Darien is the only town in Fairfield County to have built new office space for lease since the pandemic, according to CBRE. Much of the building centers around an area called the Corbin District, which involves construction of two square blocks of downtown and will add a street running parallel to the main one, Boston Post Road.

“Office is a four-letter word right now, but new office in a well-amenitized area is in high demand,” said David Genovese, the mastermind behind the Corbin development. People want “a downtown, what they have in New York — but outside of New York.”

David Genovese in front of the development of Corbin’s second phase.

The project has been in the works since shortly after Genovese, a former co-head of real estate investment banking for Credit Suisse First Boston, moved back to his hometown about two decades ago.

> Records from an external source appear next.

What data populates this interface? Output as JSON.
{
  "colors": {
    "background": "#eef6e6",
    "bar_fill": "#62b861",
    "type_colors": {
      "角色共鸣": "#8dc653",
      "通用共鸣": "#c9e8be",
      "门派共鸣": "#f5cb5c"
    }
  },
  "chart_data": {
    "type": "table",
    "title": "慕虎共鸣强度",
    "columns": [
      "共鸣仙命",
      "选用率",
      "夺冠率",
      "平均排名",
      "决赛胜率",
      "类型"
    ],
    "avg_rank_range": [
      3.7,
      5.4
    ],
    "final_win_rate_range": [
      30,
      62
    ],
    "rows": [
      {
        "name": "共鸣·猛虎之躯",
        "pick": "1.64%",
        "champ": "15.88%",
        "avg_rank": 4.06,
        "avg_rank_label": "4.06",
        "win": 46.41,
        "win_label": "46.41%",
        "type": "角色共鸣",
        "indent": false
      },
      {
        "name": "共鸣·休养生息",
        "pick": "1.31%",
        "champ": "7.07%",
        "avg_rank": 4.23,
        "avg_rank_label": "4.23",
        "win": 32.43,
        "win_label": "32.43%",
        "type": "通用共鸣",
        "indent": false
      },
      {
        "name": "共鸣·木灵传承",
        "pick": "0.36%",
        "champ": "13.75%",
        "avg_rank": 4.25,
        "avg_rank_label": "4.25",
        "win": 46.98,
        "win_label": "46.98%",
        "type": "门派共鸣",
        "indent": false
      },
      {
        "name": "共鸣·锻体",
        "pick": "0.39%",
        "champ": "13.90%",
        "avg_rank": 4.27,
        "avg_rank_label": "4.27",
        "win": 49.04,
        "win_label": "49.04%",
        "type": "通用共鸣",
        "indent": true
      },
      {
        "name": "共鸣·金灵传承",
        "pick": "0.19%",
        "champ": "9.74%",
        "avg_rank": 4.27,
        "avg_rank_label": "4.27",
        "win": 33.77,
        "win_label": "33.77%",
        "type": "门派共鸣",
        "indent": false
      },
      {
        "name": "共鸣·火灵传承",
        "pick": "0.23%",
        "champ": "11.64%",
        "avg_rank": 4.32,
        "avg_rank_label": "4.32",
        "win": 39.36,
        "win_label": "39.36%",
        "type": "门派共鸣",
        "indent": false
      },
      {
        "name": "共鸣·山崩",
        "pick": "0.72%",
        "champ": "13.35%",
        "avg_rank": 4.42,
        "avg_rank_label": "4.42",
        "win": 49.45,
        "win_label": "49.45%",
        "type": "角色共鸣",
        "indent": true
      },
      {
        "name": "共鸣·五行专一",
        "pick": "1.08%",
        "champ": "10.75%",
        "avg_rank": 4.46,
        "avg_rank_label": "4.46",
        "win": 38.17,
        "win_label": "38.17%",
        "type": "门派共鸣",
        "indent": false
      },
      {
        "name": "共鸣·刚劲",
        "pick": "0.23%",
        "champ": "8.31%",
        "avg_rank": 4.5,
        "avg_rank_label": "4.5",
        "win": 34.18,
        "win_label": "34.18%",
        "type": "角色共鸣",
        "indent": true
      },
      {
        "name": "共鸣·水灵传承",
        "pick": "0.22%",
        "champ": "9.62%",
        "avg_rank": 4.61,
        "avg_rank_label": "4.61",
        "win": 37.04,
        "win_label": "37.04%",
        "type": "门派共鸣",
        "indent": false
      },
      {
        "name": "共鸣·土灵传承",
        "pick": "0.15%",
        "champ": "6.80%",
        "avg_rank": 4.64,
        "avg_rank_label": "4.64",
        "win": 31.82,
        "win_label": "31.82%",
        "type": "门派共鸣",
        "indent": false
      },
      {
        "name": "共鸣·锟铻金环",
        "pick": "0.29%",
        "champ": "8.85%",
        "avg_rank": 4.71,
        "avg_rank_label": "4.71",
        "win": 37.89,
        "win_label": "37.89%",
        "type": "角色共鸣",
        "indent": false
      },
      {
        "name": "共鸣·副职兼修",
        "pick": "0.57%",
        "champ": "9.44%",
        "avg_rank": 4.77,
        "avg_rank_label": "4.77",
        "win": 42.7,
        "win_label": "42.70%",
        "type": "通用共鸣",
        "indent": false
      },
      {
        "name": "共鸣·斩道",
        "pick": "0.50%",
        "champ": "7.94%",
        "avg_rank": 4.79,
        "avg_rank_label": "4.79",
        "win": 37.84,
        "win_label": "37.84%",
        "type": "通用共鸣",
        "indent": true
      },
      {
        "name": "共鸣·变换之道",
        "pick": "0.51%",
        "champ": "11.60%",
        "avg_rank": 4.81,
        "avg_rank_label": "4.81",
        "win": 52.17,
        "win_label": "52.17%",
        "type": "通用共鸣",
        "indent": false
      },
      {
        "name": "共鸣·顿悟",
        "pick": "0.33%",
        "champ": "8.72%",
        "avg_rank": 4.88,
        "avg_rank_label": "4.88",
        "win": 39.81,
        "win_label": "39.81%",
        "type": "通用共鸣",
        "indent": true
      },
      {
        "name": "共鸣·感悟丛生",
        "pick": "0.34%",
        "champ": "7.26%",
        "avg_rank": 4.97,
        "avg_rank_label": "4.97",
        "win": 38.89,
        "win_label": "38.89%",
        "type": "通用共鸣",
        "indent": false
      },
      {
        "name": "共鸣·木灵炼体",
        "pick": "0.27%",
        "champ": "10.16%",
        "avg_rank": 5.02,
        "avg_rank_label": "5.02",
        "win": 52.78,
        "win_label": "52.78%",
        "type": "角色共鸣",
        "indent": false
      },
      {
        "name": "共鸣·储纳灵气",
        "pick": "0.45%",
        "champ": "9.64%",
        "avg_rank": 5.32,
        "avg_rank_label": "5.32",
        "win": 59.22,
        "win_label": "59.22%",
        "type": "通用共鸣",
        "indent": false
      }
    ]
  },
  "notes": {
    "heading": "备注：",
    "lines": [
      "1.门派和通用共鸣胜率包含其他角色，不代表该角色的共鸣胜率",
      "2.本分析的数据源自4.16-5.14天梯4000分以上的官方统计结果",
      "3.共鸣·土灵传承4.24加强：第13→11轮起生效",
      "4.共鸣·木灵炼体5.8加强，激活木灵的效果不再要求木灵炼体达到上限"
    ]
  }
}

He was the most enthusiastic of the town’s property owners to participate in a plan to turn the downtown into more of a destination, said Evonne Klein, who served as the equivalent of Darien’s mayor from 2003 to 2009.

“To shop we had to go out of town. Restaurants, went out of town,” she said. “Why not provide great restaurants, or more restaurants and more places for folks to shop rather than having to go to a neighboring community?”

Now, the downtown has significantly grown. Genovese aims to offer a village vibe with a mix of new tenants, such as Barry’s Bootcamp, and old; Barrett Bookstore’s local roots date back to 1939. The project’s first phase, which was fully leased upon completion, finished last year. The second phase, set to be done in 2026, is almost 60% leased and will add just over 100,000 square feet of office space to the downtown

That will bring Darien’s office space to around 915,000 square feet, according to CBRE, a pittance compared with the 17 million square feet in Stamford. “You can’t compare them,” said Tom Torelli, managing partner at Allied Property Group in Greenwich.

Larger towns such as Westport and Fairfield, further north along the train line, have been attracting companies as well. And Darien lacks diversity: About 81% of its residents are White and of non-Hispanic descent, compared with 64% for all of Connecticut.

Still, Darien is more affordable than downtown Greenwich, where office space averages $96 a square foot, the highest of any business center in the US, according to data from Jones Lang LaSalle Inc. Rents for Genovese’s buildings are approaching $80 a square foot, close to midtown Manhattan’s average of $85

“It’s expensive, but we decided to step up because it’s an up-and-coming location,” said George Keith, who oversees seven Connecticut offices for Janney, which is moving into a new building in the Corbin project. He has been sending postcards of the planned offices to employees based in Fairfield County, as well as the ones who live there and commute to the city, and says the response has been enthusiastic.

For the most part, the expansion is getting positive feedback from residents who are excited about the new restaurants and upgrades to areas “in need of TLC,” although some worry about traffic, parking and drainage, said Jeremy Ginsberg, director of land use at the town’s planning and zoning office.

Rob Williamson, owner of Uncle’s Deli, a small wood-siding eatery that’s towered by new brick buildings that cropped up around it along Post Road, says the downtown project is being done with “taste.” But he’s conflicted about the changes and is debating whether he’d sell his property if given an offer.

“When I got here in 1987, the joke was you could shoot a gun across Post Road and not hit anybody,” he said.

Dan Gropper opened hedge fund Carronade Capital Management in Darien three years ago to avoid the commute to Manhattan from his home in nearby New Canaan, and because it was less expensive than Greenwich. He described a thriving ecosystem of bankers and lawyers nearby to grab lunch with, and said it has helped recruit senior people.

That includes Ryan Eckert, who left his job last year as a managing director at Citigroup Inc. in part to work 18 minutes from his house. It was a relief after he spent years waking up at 4:30 a.m. every day and getting home after 7 p.m., giving him little time with his three young children.

“Now we get to find out if my family really likes me,” he joked.